O roteiro, na verdade, é o que mais impressiona no filme: tudo se encaixa. Não há pontas soltas. De mínimas coisas como um bilhete com uma única palavra escrita à mão ('temo') à uma máquina de escrever na qual falta a letra 'a', tudo tem o seu lugar, tudo se liga de maneira surpreendente, tudo compõe a história sem deixá-la pedagogicamente simples, mas também sem complicá-la desnecessariamente.
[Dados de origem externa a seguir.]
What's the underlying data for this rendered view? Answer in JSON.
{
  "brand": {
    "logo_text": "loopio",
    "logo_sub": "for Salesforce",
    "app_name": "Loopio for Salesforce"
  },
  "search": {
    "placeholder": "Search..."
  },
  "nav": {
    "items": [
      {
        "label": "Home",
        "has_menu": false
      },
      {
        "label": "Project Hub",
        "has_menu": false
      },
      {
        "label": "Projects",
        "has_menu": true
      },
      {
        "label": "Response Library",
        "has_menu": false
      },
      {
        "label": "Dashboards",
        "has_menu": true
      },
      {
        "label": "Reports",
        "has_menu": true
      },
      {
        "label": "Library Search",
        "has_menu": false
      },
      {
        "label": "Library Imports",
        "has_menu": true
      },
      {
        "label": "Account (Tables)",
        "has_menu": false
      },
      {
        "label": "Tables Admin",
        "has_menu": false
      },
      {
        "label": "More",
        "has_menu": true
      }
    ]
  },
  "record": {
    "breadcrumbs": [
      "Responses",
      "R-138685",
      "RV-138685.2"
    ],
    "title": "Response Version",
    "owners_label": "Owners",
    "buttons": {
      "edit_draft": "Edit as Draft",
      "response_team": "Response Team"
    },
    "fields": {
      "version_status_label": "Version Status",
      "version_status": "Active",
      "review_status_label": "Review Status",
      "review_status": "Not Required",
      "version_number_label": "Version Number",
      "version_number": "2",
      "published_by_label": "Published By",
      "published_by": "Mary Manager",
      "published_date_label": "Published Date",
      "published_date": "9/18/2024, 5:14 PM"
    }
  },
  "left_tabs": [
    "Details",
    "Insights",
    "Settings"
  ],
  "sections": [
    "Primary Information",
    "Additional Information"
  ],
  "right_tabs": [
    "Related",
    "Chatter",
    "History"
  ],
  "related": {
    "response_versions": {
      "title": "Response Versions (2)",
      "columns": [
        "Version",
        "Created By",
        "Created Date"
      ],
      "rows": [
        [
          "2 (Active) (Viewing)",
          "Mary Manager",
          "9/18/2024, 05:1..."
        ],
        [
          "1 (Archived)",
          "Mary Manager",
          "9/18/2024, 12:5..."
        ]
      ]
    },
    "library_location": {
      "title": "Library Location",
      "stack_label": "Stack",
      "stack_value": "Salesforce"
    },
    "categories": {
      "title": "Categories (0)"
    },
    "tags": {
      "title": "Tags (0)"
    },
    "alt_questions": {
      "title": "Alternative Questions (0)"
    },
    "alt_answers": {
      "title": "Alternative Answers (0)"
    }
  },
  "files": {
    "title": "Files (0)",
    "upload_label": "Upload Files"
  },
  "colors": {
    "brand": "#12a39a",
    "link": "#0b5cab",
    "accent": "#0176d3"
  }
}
Uma coisa, porém, me chamou a atenção em tudo que li sobre o filme (sou obsessiva, quando gosto realmente de algo, vou atrás de mais informações). Em nenhum lugar eu li o que interpretei como sendo a sua verdadeira questão: a paixão humana e o poder que ela tem de nos tirar - a todos - das posições estabelecidas. Sim, é um filme policial. Sim, é uma história de amor. Sim, também é a história, terrível, de uma vingança. Mas, acima disto tudo - ou melhor, atravessando isso tudo - ela está lá: a paixão. A paixão do assassino pela sua vítima, que o levou ao crime. A paixão deste mesmo assassino pelo futebol, que acabou por causar a sua prisão. A paixão do marido da vítima pela vingança, que conduziu e modificou toda a sua vida. A paixão mais evidente de todas, do policial pela juíza que conduziu o caso, e que durou os vinte e cinco anos através dos quais se estende a história. A paixão pela bebida, pelos bares e pela vida boêmia, encarnada por um dos policiais, uma das figuras mais interessantes do filme, e quem vai colocar em cena essa questão central, aquela que, a meu ver, atravessará qualquer tentativa de interpretar a história colocada em cena por Campanella. A certo momento, ele, falando com o seu parceiro como se estivesse se dirigindo à uma criança, dá a chave para tudo o que acontece na película. E o que ele afirma é algo como: 'Você pode mudar tudo na vida de um homem. Sua casa, suas feições, seu emprego, seus amigos, suas mulheres. Você só não consegue fazer com que ele mude as suas paixões'.
Essa frase explica o filme inteiro. Na verdade, essa frase explica muito do inexplicável e irracional da vida.